Jun 25, 2012 12:03
More thoughts on how I'm learning to be an adult.
"Life as it is. I've lived for over forty years, and I've seen life as it is. Pain! Misery! Cruelty beyond belief! I've heard all the voices of God's noblest creatures: moans of pain from bundles in the street. (snip) And life itself seems lunatic! Who knows where madness lies?! Perhaps to be too practical is madness! To surrender dreams, this may be madness! To seek treasure where there is only trash! Too much sanity may be madness! But maddest of all is to see life as it is, and not as how it should be!" ~Man of La Mancha
Now that I'm over 40, this is more true than ever. Two years ago I realized I was no longer the happy person I had tried to be, with thanks to those who pointed out how I had been changing. I had become accustomed to living life as it is, and commiserating with people that are determined to experience every negative emotion and situation that comes their way. It is easy to focus on the negative, with the self delusion that one is improving oneself by seeing all the flaws around us clearly.
I say delusion because I really don't believe this is the case. I could dwell on the truth that every single person has let me down in a large or small ways over time and association. I could admit that I have been overly sensitive, and hurt many times. Or I could open my arms wide and embrace the humanity of those I love and care for, and allow them to be as flawed and human as I am.
I believe that it is more important to laugh than to cry. I believe it is more important to forgive than to allow myself to be insulted. I believe that it is more important to be the rag that wipes the dust off the traveler's boot as they come inside my metaphorical home than it is to be the outraged homeowner when someone tracks in mud flung in the outside world. I clearly also love metaphors way too much.
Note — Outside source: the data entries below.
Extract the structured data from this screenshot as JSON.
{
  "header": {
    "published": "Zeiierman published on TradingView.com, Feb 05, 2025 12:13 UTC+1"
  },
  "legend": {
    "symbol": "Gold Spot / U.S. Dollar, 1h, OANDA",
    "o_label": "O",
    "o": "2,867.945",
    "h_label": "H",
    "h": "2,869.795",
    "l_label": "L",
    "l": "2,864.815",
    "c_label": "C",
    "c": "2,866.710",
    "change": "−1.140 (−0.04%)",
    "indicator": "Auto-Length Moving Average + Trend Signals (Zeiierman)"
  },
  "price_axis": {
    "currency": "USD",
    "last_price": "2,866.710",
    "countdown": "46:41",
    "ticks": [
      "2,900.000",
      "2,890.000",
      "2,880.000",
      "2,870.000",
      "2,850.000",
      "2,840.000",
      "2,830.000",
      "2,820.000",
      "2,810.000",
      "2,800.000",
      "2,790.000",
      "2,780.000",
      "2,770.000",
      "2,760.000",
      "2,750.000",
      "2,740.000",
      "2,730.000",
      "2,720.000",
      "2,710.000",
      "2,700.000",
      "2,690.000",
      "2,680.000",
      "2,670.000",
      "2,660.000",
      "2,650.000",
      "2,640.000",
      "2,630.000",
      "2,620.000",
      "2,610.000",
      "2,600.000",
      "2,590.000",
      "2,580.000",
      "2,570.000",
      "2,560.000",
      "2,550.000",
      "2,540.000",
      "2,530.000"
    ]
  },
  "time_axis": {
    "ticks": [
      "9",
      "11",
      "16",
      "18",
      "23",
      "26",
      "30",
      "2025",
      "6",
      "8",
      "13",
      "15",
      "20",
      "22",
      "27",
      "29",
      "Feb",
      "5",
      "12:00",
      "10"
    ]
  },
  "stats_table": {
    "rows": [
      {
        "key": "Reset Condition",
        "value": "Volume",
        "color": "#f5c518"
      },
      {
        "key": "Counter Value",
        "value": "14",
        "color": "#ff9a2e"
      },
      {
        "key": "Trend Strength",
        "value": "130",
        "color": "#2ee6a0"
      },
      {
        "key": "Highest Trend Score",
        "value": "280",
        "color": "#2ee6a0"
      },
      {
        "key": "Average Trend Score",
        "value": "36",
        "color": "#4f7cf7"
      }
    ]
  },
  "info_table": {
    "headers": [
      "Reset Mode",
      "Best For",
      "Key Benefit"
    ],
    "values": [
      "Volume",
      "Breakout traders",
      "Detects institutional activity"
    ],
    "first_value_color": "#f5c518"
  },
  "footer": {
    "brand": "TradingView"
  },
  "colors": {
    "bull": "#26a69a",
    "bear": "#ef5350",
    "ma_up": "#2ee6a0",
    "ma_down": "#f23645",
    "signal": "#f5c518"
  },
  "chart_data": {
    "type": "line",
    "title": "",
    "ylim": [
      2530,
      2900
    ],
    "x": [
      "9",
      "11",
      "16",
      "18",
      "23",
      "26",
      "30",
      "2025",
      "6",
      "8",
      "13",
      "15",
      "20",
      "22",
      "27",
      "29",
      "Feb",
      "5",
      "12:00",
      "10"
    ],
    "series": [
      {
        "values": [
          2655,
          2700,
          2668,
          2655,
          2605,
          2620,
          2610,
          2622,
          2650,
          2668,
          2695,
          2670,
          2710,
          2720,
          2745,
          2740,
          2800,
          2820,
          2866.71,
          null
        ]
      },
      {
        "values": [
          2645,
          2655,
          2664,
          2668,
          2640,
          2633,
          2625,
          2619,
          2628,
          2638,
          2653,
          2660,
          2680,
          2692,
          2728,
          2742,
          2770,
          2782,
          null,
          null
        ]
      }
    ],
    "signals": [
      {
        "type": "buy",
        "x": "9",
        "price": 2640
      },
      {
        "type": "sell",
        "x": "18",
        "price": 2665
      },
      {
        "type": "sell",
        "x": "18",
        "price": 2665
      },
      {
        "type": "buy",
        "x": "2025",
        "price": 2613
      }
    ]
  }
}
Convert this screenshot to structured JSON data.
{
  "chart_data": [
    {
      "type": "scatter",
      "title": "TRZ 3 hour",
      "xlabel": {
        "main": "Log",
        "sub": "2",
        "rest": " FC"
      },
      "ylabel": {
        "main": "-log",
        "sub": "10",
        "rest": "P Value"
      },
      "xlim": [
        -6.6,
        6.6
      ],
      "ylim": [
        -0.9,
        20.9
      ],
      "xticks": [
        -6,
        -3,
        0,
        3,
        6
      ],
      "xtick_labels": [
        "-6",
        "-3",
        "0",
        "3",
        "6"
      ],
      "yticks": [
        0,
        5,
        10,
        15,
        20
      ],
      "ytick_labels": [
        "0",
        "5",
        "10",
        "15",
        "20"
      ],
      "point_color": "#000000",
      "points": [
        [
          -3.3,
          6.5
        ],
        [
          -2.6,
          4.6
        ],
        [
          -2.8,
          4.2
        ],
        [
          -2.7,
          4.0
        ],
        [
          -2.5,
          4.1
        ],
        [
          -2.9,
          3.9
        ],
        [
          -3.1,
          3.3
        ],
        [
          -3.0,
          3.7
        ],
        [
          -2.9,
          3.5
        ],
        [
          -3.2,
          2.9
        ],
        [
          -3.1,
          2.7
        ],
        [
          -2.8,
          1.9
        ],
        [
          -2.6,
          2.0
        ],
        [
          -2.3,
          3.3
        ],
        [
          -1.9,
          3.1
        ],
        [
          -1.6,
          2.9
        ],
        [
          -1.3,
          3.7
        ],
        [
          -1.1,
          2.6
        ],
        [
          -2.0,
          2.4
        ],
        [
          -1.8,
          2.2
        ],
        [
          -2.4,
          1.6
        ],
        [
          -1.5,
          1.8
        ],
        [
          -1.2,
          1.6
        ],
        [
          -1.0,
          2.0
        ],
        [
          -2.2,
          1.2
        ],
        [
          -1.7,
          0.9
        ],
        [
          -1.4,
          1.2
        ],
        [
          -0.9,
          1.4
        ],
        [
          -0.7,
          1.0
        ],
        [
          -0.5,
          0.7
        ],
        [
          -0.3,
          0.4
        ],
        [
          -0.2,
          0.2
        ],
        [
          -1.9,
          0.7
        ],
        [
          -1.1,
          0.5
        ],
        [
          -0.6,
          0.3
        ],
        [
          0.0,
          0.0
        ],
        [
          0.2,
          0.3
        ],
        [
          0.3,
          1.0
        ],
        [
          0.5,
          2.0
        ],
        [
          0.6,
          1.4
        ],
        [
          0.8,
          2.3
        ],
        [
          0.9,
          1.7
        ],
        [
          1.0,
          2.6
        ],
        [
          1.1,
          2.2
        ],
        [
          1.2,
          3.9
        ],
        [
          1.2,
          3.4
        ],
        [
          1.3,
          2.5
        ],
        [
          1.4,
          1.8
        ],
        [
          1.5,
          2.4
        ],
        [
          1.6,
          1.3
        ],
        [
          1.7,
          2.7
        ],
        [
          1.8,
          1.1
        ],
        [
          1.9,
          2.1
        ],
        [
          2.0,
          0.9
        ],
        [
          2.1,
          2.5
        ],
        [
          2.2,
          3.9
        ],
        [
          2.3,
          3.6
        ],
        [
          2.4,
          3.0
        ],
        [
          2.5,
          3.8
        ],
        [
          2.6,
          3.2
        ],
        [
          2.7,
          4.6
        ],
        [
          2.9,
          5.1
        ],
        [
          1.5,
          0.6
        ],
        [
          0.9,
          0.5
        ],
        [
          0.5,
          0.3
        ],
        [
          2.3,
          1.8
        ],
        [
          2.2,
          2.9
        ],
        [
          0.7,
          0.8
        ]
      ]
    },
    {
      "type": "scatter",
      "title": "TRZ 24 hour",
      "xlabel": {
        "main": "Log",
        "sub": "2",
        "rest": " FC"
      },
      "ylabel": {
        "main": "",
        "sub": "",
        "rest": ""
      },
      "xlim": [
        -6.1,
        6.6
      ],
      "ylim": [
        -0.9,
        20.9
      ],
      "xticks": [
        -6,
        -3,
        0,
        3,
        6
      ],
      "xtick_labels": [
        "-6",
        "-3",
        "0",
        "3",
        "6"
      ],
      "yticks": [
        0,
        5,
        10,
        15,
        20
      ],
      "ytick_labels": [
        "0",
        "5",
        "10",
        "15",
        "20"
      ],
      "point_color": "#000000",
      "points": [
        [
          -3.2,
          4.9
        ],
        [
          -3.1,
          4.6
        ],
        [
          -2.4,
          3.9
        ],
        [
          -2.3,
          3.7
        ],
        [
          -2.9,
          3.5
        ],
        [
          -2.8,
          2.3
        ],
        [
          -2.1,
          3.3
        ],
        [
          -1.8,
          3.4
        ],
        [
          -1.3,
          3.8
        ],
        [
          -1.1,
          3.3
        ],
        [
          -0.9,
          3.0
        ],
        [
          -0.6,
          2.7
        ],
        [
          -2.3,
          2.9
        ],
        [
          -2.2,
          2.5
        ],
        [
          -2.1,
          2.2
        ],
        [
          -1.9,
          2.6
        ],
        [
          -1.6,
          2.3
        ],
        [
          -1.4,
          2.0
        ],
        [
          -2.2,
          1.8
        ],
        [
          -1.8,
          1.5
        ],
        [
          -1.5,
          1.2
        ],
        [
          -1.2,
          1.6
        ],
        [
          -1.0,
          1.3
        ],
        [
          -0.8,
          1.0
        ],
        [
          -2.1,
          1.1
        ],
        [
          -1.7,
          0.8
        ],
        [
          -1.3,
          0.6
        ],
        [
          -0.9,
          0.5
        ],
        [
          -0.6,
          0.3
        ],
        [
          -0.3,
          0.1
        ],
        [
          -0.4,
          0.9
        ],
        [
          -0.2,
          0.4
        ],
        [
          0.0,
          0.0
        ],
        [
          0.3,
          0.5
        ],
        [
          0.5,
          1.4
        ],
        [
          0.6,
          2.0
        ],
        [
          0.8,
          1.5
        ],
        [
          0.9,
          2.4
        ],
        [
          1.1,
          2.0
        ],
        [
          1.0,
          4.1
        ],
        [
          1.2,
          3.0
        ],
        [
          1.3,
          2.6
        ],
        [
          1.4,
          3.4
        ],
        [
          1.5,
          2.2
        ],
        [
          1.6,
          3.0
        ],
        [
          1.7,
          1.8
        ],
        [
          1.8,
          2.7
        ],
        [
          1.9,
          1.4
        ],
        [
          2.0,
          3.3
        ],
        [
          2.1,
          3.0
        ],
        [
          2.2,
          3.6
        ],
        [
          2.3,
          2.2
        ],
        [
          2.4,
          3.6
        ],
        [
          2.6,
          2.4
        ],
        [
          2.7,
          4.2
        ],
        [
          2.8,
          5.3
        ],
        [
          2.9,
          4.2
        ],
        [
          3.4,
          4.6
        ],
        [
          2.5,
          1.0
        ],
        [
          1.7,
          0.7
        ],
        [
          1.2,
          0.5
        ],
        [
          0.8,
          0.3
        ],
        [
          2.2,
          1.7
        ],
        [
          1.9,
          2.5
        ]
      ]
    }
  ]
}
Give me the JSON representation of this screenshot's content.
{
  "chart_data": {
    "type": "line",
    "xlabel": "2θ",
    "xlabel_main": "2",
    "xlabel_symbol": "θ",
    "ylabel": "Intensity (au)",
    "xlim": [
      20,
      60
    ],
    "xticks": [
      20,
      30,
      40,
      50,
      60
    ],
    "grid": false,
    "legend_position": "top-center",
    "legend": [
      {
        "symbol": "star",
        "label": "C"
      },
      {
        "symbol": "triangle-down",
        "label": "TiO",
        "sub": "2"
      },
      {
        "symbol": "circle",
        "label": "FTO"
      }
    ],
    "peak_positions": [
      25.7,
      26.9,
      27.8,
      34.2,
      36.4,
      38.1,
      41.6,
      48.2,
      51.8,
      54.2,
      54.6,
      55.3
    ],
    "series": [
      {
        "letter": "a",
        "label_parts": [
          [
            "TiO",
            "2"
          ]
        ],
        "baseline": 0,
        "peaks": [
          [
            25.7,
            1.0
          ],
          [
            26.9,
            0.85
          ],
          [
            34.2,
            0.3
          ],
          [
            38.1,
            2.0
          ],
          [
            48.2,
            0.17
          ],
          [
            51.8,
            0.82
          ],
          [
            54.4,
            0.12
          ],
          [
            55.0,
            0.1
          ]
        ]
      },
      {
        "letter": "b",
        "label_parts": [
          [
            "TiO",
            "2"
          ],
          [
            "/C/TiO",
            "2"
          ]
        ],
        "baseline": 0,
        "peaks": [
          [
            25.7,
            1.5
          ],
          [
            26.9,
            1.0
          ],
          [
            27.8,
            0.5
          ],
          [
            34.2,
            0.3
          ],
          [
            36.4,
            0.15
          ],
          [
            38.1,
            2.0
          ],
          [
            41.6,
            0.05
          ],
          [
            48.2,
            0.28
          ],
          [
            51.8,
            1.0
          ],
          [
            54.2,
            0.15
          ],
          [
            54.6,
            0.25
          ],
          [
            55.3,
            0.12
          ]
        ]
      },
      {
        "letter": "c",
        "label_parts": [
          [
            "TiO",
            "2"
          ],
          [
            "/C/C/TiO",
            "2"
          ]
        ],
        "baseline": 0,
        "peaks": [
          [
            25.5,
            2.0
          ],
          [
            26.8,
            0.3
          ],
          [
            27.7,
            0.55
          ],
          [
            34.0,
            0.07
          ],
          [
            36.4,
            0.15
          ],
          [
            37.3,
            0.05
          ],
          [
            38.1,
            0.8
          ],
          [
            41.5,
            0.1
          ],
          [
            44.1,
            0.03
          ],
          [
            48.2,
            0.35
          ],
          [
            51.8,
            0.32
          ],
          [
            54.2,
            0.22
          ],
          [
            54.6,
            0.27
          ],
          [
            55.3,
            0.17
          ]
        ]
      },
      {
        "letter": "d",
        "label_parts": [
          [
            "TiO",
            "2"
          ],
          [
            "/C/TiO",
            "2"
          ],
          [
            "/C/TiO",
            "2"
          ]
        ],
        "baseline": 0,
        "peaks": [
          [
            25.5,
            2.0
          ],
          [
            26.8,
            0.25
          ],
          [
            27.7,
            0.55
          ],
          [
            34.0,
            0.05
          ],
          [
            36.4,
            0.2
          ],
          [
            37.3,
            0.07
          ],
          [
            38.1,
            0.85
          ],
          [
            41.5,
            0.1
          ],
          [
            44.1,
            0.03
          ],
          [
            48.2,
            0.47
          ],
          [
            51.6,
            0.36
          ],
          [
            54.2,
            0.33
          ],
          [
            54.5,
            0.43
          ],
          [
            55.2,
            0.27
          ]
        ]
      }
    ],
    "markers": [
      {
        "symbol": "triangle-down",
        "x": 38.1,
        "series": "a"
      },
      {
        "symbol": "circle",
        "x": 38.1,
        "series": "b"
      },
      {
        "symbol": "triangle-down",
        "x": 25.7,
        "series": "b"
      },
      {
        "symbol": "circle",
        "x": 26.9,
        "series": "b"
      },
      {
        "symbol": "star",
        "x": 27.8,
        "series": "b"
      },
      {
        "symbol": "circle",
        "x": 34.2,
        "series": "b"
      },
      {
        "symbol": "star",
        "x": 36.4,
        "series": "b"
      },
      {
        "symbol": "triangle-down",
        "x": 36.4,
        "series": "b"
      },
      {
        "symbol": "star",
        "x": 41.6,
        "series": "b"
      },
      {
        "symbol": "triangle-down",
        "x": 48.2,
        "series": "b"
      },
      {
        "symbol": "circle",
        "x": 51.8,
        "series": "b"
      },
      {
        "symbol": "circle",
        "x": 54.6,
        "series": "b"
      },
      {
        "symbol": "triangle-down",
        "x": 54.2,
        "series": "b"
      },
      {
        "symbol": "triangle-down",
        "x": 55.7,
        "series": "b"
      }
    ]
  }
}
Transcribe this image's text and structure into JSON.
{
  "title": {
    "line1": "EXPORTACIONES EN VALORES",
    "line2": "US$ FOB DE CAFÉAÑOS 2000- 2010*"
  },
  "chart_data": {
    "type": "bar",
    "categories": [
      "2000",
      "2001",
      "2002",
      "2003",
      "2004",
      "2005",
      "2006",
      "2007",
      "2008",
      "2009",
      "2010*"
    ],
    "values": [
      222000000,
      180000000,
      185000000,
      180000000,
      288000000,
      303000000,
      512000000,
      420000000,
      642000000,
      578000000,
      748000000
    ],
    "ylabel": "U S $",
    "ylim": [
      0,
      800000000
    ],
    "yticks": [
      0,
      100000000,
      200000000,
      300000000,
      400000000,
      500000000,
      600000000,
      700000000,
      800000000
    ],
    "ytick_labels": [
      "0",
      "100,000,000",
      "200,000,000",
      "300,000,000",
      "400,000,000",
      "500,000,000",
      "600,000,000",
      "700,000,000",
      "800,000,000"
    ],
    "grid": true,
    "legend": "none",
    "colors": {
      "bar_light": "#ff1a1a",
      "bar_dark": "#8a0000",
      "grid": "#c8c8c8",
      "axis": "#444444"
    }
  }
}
I believe in serious introspection. And I believe that there are times to throw it away and dance in the moment when they come. I believe it is important to hold my fellow dancers up when they stagger, and encourage them to find the steps to their hearts' homes. Life as it is will always provide sharp stones in the road, that will bruise our feet. I choose to sigh then laugh at my sore feet, and try to find companions with similar feet to sit together in a stream where the cool water can wash it away.
It is easy to empathize, and sometimes I think people don't know how deeply I really do understand their negative moments. But I choose not to suffer from the indignities that life as it is heaps upon us, and can only hope they will as well. It is a path, not a destination, to choose to be a happy person, as one does not just wake up one day to discover one is happy forever after, amen. Every moment, every stumble, one has to choose joy, forgiveness, and love. And I know I will forget sometimes, and grouse my way through a moment. I only vow to struggle to let the grousing and grumbling go as often as possible, and live for the next moment rather than being harmed by the last.
Sooner or later, one has to let go all the pain and unhappiness of the past, and say proudly to the universe that I am more than the sum of my experiences. It is not proving to be the easiest set of choices I've ever made, this business of always trying to choose happiness, but I think it's the most fulfilling. It's certainly better than carrying around anger, bitterness, hurt, and pain.
And now I have to decide if sending these musings to my Niece would make a difference or not.